Nur für die Gesundheitsbranche kommunizieren vergleichsweise wenige von ihnen, wie vor Kurzem auf dem Kommunikationskongress der Gesundheitswirtschaft in Hamburg, bei dem die "Ärzte Zeitung" Medienpartner war, deutlich wurde.

Initiator Siegmar Eligehausen sprach sich dafür aus, verstärkt den Nachwuchs an die Kommunikationsberufe im Gesundheitswesen heranzuführen.

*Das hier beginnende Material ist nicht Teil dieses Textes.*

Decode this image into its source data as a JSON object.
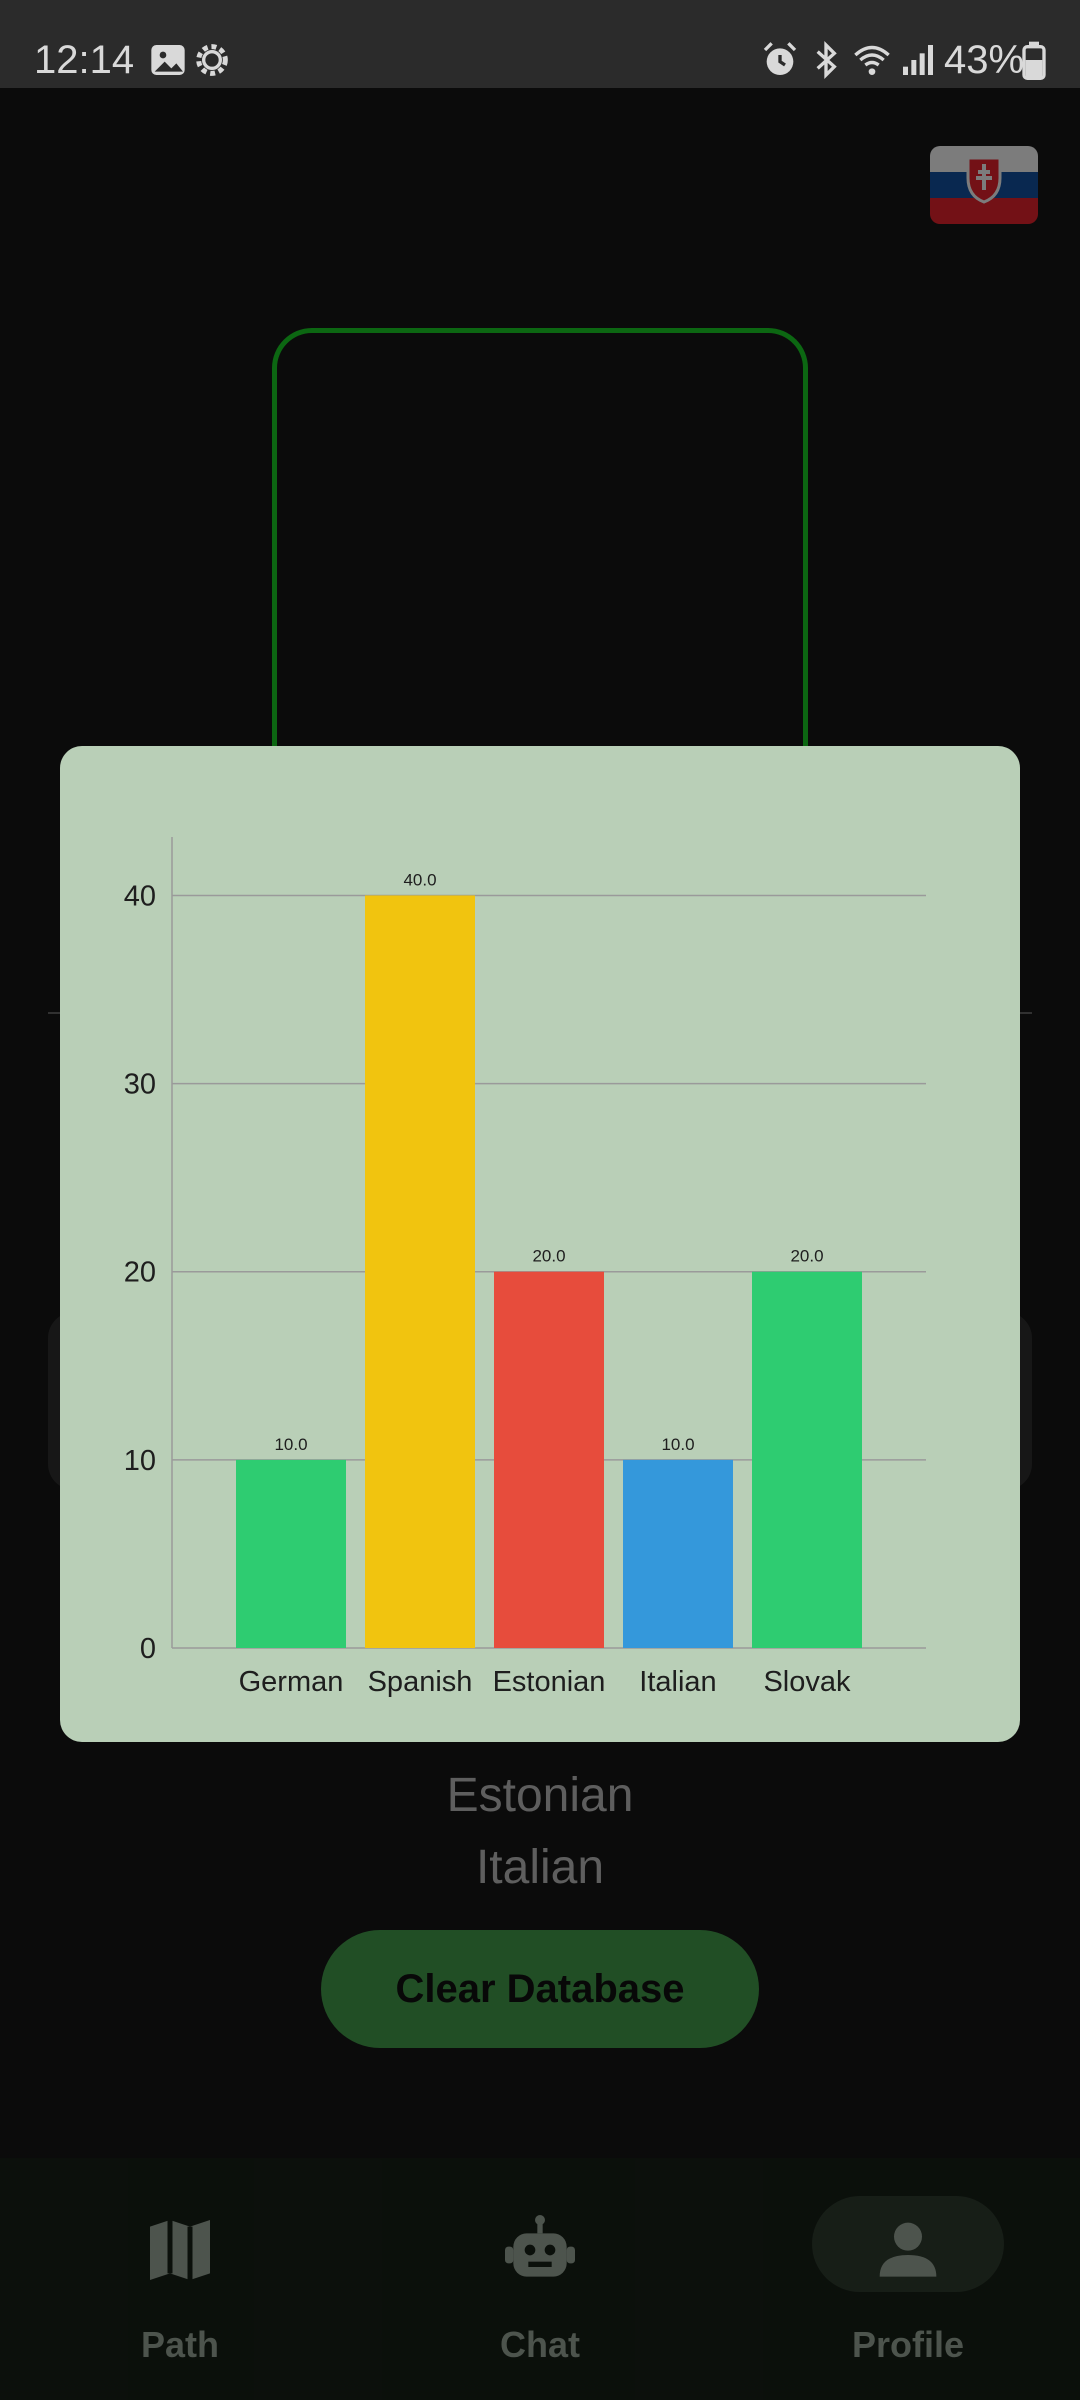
{
  "status_bar": {
    "time": "12:14",
    "battery": "43%",
    "icons": [
      "image-icon",
      "settings-gear-icon",
      "alarm-icon",
      "bluetooth-icon",
      "wifi-icon",
      "signal-icon",
      "battery-icon"
    ]
  },
  "flag": {
    "icon": "slovakia-flag-icon"
  },
  "background": {
    "languages": [
      "Estonian",
      "Italian"
    ],
    "clear_button": "Clear Database"
  },
  "nav": {
    "items": [
      {
        "label": "Path",
        "icon": "map-icon"
      },
      {
        "label": "Chat",
        "icon": "robot-icon"
      },
      {
        "label": "Profile",
        "icon": "person-icon"
      }
    ],
    "selected": "Profile"
  },
  "chart_data": {
    "type": "bar",
    "categories": [
      "German",
      "Spanish",
      "Estonian",
      "Italian",
      "Slovak"
    ],
    "values": [
      10.0,
      40.0,
      20.0,
      10.0,
      20.0
    ],
    "value_labels": [
      "10.0",
      "40.0",
      "20.0",
      "10.0",
      "20.0"
    ],
    "colors": [
      "#2ecc71",
      "#f1c40f",
      "#e74c3c",
      "#3498db",
      "#2ecc71"
    ],
    "yticks": [
      "0",
      "10",
      "20",
      "30",
      "40"
    ],
    "ylim": [
      0,
      43
    ],
    "grid": true,
    "title": "",
    "xlabel": "",
    "ylabel": ""
  }
}
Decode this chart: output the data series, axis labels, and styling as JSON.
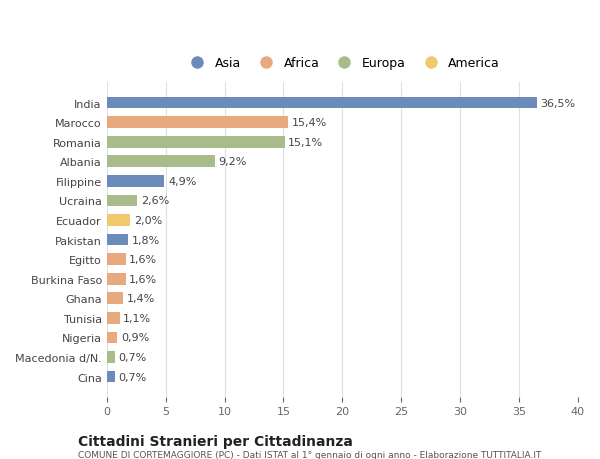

Um bestehende Lücken zu füllen, müssten aber auch Angebote für Seitenwechsler geschaffen werden - etwa Schulungen für Medizinjournalisten, die in die PR für Gesundheitsunternehmen einsteigen wollen.

Eine Ursache für den Nachholbedarf sieht Eligehausen in der schwankenden Bezahlung, die stark von der im jeweiligen Unternehmen angesiedelten Position in der Firmenhierarchie abhängt.

Hinzu komme, dass die zu vermittelnde Materie vergleichsweise komplex sei und viel Vertrauen in die handelnden Personen gesetzt werden müsse.

Und: Der mit der Kommunikationsbranche oft assoziierte Glamoureffekt, der etwa durch die Mode- oder Unterhaltungsindustrie entstanden ist, weicht im Gesundheitswesen schnell der Realität - nämlich der Beschäftigung mit Themen wie Krankheit und Tod.

Neben dem Nachwuchsmangel sieht Eligehausen Nachholbedarf besonders für die interne Kommunikation der Gesundheitsunternehmen. Diese wird nach seiner Beobachtung häufig zu Lasten externer Maßnahmen vernachlässigt.

Grund für den Fokus auf die externe PR ist nach seiner Ansicht der aus dem steigenden Wettbewerb resultierende Wunsch nach Abgrenzung von anderen Unternehmen.

Diese einseitigen Bemühungen halten viele Experten für gefährlich. Auf dem Kongress betonten mehrere Fachleute die Bedeutung der internen Kommunikation. Jeder Mitarbeiter, so hieß es, sei in seinem privaten Umfeld auch ein Öffentlichkeitsarbeiter für sein Unternehmen.